Affordable housing advocates in California are keeping a close eye on local housing laws this year after a developer won a major victory in his challenge of a Los Angeles plan.

There’s concern that the case will have a ripple effect on inclusionary housing laws across the state. Approximately 170 California jurisdictions have such laws.

The outcome is significant, said attorney Jeffrey Lee Costell of the Santa Monica-based firm Costell and Cornelius, who represented the victorious developer in fighting a requirement to build affordable housing as part of his market-rate development.

“It potentially has broader ramifications in the sense that you’ve got a court of appeal speaking on the issue,” Costell said. “This type of so-called inclusionary housing ordinance that has the effect of restricting the rents that you can charge, that kind of ordinance is going to have go by the wayside.”

The upshot is that if jurisdictions want to promote affordable housing they are going to have find other ways to do that instead of putting it on the back of developers, said Costell.

On the other side, one affordable housing advocate said housing groups are still analyzing the situation, and it’s too early to determine the case’s impact.

Developer Geoff Palmer challenged a rule that called for him to include affordable units as part of his mixed-use project or pay an in-lieu fee that the city of Los Angeles could use to build housing elsewhere. The site is used as a parking lot but previously contained a 60-unit low-income apartment hotel demolished in 1990.

The city Planning Commission conditionally approved Palmer’s mixed-used project, requiring him to provide 60 replacement low-income units or pay an in-lieu fee of $5.7 million.

Palmer contended that the city’s requirements conflict with and are pre-empted by the state’s Costa-Hawkins Act.  The act’s vacancy decontrol provisions allow residential landlords to set the initial rent levels at the commencement of a tenancy.

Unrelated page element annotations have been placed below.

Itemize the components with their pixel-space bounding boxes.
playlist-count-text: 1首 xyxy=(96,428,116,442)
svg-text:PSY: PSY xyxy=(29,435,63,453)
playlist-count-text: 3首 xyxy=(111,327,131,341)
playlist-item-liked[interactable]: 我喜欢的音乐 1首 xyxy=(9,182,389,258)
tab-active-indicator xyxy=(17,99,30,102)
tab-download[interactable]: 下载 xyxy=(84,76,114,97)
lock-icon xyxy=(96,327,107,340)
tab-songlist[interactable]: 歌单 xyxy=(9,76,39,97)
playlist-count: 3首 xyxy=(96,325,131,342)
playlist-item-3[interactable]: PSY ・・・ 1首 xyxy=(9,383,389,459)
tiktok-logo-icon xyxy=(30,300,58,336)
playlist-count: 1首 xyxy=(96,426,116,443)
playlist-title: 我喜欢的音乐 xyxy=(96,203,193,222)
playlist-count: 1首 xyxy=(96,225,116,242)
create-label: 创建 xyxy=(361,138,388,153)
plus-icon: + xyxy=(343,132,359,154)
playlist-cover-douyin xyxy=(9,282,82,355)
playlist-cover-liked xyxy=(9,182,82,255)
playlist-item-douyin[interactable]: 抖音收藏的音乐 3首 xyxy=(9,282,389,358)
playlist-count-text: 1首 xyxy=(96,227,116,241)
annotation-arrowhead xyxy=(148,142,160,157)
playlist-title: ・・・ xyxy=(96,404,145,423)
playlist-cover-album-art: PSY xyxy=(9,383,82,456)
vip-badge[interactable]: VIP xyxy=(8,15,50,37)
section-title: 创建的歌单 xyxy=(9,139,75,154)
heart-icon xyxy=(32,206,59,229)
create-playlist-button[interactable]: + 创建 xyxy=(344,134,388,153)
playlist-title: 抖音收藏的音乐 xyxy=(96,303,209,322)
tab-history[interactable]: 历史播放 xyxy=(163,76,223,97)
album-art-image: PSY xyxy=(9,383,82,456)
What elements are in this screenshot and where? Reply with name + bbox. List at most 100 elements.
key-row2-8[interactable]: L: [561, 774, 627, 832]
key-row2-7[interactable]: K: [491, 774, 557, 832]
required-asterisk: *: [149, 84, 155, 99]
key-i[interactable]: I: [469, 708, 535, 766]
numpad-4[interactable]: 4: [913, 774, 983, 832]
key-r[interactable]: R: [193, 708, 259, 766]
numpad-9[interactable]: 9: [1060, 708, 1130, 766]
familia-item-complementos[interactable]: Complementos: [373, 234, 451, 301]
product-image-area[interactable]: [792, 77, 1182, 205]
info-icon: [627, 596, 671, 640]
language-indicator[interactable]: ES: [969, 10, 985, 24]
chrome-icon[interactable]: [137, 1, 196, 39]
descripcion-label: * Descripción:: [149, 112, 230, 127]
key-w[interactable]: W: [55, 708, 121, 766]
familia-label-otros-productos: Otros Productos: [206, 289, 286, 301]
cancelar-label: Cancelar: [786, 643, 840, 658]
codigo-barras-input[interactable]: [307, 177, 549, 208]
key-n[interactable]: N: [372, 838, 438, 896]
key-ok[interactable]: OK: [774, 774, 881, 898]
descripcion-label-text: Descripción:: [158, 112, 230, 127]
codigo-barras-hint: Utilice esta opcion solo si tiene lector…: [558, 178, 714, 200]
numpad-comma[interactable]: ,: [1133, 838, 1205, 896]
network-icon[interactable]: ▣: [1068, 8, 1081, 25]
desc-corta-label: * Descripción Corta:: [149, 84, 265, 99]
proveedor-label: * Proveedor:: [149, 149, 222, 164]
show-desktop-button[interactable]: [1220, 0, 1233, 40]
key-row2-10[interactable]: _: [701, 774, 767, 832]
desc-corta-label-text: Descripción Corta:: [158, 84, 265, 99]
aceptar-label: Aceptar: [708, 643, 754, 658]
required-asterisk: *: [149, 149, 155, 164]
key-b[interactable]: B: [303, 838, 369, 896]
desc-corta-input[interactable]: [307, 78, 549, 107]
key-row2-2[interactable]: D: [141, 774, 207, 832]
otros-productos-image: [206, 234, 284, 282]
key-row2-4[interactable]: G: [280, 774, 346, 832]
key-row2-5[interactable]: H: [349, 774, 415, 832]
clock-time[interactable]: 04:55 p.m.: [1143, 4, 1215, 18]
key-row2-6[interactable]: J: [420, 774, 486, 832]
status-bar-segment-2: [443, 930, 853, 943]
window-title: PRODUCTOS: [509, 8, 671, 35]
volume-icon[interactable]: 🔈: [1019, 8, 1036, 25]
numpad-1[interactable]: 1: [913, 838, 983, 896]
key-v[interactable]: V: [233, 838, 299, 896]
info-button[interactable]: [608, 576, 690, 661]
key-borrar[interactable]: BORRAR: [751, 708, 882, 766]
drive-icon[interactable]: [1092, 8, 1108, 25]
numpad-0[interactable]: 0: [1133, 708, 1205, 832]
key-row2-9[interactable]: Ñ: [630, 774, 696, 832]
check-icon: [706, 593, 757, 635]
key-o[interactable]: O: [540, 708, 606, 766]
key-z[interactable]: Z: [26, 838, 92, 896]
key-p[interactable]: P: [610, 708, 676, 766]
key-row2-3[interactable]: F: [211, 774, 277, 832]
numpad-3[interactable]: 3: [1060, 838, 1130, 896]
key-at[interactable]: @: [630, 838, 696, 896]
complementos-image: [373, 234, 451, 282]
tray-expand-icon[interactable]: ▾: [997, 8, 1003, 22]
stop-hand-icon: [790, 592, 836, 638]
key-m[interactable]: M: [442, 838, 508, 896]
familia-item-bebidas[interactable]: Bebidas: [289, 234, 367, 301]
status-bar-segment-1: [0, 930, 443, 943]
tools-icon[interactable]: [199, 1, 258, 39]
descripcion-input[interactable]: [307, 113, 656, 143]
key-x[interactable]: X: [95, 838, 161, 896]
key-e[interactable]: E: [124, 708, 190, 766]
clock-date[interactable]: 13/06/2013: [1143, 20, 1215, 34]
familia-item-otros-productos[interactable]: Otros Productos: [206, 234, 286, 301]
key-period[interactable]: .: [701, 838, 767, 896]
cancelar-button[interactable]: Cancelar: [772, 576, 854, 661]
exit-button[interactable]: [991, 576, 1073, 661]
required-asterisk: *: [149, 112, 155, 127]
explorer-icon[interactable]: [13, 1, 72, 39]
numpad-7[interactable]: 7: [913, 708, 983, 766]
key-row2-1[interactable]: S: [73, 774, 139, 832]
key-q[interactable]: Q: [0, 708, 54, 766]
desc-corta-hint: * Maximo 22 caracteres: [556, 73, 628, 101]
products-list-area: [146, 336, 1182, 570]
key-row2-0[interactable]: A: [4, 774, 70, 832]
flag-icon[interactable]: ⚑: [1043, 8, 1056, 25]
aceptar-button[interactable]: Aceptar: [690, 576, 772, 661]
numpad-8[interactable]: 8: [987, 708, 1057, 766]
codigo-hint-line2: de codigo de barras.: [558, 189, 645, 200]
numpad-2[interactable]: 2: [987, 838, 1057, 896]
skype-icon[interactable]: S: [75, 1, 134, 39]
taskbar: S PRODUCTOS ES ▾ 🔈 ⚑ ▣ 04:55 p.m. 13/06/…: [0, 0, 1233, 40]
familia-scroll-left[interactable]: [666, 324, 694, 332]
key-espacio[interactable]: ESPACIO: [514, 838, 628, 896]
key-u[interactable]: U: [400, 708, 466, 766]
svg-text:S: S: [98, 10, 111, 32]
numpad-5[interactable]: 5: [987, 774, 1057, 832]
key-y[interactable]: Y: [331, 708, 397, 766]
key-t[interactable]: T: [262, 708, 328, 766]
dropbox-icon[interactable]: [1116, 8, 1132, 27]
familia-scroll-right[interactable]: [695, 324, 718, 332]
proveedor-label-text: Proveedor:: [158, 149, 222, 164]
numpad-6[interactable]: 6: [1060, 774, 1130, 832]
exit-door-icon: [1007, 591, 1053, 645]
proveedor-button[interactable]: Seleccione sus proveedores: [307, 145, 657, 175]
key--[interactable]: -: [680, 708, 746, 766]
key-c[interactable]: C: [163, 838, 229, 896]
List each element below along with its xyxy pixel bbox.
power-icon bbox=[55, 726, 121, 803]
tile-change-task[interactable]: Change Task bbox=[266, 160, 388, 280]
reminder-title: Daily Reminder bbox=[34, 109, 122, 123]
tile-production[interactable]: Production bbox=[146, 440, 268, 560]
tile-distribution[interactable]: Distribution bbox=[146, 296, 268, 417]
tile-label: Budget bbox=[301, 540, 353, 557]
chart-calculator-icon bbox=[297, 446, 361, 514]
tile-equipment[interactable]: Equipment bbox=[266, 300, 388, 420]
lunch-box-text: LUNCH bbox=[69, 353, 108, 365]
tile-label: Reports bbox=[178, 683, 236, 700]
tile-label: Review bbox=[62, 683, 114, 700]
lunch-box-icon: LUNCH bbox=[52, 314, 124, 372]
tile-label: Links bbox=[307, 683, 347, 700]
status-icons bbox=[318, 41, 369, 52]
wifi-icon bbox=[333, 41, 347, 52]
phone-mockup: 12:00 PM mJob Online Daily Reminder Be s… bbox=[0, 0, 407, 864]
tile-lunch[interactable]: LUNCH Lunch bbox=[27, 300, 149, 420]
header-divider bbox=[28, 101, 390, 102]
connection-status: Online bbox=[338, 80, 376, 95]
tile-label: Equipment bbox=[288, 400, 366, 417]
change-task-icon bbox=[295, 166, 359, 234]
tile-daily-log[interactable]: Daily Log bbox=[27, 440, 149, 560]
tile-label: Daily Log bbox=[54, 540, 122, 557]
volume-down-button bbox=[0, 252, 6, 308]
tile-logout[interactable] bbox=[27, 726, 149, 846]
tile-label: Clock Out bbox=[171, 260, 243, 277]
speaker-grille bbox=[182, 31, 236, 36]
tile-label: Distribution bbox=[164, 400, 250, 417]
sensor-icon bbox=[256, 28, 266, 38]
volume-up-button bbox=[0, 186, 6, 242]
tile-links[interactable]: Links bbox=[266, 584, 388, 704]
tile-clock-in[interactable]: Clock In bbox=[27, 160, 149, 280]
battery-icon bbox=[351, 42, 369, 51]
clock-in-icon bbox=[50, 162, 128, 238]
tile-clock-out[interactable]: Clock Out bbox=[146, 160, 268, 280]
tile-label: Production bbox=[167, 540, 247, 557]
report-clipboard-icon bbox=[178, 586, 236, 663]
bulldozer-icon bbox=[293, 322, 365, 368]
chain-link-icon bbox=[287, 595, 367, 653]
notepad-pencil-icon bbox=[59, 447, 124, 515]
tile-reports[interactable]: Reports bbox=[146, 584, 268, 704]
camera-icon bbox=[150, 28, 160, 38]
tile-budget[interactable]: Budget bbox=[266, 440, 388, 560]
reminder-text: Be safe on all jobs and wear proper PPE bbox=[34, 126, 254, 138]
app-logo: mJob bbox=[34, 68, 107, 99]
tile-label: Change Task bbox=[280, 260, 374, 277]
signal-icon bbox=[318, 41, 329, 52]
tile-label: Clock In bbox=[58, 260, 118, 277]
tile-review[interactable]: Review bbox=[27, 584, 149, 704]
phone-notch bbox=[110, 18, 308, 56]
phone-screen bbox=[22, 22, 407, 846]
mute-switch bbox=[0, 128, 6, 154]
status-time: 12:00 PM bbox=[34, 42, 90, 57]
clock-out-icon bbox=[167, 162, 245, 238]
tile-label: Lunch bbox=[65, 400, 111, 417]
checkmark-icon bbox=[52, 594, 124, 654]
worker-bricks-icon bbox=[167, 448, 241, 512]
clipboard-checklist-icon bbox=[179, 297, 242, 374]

The developer was successful in his suit, and the state Supreme Court recently declined to review the case.

Advocates are weighing possible options as they try to determine how widely applicable the ruling is, said officials.

There has been some early talk about introducing legislation, said Mike Rawson, director of the California Housing Law Project.

The idea is that a legislative amendment could clarify that landlords can establish initial rents except in developments that are subject to affordable housing ordinances. Whether this will move forward remains to be seen.